Emotional Agility in Your Professional Life
We’ve already explored a few examples of how emotional agility can be beneficial to women in the workplace. But, to expand even further, it arms women with the emotional tools necessary to remain resilient under stress. Not only does it open the door to the upward movement for women in corporate, nonprofit, and political environments, but it allows them to survive more easily in these areas as well.
These are just a few ways emotional agility can be applied in a way that is beneficial for women. What additional ways could you imagine its application in your day-to-day life?
Putting Emotional Agility into Practice
To get started on your emotional agility journey, you must first establish an awareness of your current emotional state. I’ve created a simple exercise to help you gain awareness of the emotions you feel on a daily basis.
A Starting Place
You will need one piece of paper and two different colored pens. Read all the emotions below and identify the top ten that you feel on a regular basis. From that list of ten, whittle your number down to your most common five emotions (and if emotions you feel are not listed, feel free to add them to the list). Then, without judgment observe whether this makes you pleased, content, or disappointed.
What Factors are Impacting You?
Once you have your list of five emotions, draft a paragraph about how or why you believe these emotions are most prevalent in your life.
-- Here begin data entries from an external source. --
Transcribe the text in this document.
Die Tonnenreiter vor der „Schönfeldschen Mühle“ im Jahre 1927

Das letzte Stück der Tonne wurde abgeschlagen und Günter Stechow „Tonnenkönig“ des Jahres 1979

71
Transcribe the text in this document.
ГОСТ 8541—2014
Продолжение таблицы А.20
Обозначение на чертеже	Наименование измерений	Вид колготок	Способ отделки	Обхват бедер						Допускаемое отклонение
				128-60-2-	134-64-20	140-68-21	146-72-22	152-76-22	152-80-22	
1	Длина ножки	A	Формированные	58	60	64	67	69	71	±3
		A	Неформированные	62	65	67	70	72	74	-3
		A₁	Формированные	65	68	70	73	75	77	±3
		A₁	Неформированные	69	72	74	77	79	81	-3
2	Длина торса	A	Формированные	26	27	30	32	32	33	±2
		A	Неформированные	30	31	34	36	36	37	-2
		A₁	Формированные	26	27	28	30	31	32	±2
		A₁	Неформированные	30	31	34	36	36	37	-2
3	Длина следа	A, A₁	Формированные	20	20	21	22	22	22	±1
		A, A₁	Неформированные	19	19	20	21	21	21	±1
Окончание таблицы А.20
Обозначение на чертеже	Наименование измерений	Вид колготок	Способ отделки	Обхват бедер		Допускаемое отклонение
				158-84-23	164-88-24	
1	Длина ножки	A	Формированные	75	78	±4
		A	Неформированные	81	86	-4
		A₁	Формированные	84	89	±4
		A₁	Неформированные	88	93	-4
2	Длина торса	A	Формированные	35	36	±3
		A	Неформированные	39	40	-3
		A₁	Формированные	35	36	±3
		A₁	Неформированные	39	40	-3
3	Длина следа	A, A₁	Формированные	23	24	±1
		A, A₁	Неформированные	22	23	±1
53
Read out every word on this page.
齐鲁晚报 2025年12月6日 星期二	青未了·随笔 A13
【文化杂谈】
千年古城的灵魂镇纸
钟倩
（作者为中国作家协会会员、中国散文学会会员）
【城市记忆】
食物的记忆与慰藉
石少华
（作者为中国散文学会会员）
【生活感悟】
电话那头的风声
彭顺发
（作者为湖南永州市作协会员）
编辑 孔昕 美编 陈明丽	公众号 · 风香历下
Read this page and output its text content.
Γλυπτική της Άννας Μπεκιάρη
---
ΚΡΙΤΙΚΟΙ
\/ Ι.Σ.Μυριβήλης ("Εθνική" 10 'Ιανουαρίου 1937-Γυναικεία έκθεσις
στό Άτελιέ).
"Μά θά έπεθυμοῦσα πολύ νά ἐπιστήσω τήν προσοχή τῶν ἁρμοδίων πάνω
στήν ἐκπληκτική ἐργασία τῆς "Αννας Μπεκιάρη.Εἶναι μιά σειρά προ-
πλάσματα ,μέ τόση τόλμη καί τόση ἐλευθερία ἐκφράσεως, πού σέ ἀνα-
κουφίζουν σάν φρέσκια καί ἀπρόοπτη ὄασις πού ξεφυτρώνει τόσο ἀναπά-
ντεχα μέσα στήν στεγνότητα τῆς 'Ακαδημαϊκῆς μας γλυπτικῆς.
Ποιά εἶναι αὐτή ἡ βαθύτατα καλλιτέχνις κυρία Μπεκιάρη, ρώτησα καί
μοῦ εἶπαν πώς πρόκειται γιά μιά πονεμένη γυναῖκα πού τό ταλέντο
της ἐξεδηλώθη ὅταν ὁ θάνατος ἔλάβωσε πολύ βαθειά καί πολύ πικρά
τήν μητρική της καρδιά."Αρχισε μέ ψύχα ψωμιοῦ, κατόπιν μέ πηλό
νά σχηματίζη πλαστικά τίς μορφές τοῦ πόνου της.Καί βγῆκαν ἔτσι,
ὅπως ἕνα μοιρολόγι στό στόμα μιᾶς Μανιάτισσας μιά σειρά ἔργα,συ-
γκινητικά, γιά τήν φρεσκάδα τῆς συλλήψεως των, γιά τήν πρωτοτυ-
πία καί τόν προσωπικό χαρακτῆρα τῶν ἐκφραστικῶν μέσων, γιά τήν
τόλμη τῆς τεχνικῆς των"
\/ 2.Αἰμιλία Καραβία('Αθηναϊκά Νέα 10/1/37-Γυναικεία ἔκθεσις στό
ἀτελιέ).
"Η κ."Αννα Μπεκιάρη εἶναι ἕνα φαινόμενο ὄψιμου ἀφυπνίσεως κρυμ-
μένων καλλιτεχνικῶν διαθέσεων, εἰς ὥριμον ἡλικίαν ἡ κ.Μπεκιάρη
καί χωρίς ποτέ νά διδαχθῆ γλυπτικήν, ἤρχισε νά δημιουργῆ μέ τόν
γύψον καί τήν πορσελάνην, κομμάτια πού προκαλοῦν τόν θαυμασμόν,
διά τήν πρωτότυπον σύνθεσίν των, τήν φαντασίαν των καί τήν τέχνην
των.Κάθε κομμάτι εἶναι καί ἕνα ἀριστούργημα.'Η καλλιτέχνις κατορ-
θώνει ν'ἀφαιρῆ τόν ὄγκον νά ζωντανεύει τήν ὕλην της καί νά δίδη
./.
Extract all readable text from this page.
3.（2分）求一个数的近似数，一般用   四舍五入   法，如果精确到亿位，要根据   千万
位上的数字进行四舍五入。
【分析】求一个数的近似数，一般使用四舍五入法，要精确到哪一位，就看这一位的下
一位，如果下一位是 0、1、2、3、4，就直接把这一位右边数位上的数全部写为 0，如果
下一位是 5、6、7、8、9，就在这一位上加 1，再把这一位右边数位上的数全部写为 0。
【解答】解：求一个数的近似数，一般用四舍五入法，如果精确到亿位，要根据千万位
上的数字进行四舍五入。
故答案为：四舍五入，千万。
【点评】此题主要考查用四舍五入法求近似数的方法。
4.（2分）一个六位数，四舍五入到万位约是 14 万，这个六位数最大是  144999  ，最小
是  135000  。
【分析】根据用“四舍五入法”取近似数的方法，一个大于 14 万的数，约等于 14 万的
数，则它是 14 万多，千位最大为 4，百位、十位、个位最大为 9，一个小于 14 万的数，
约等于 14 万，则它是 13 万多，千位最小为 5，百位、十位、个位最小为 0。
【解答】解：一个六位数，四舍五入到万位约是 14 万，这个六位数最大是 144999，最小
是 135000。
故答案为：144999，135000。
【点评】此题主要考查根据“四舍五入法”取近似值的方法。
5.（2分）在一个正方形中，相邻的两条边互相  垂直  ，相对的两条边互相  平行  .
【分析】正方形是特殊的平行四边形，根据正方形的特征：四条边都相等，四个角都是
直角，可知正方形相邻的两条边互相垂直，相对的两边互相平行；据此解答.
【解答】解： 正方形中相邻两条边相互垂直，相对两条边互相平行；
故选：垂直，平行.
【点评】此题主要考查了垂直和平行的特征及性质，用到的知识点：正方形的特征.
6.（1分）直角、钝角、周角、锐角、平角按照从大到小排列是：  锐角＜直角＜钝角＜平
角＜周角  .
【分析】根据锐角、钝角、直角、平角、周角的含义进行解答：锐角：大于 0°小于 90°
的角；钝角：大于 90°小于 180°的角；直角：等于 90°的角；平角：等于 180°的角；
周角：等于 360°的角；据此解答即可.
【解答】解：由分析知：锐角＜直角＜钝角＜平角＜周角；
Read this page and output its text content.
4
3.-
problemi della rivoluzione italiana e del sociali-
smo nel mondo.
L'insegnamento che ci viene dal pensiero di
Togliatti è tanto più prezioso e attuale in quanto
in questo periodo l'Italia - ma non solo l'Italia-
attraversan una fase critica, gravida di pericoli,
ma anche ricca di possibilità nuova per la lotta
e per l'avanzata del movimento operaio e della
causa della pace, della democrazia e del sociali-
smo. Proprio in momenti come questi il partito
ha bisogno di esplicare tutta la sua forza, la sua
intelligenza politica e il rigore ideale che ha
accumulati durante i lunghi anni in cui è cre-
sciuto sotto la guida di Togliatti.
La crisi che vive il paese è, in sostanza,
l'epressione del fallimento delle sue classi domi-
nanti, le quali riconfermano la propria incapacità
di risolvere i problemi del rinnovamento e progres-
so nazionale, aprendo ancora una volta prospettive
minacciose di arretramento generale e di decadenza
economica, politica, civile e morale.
Some things to consider might be your history with . . .
Feelings of Inadequacy
Narcissistic Partners or Parents
Put it into Action
Lastly, after you’ve completed the above assignment, get a piece of paper and reflect on the exercise and what you have discovered. Then make this an opportunity to go into the next seven days with more awareness of which feelings arise in particular situations and with whom. Return to the list after a week, and write down any patterns you identified from your notes Consider ways you may need to alter your behavior in situations where you were disappointed with the outcomes.
In Case No One Has Told You:
You deserve to live and work in environments that allow you to show up and be present for the range of emotions you feel. You have the power to observe your behavior and change your circumstances by being agile.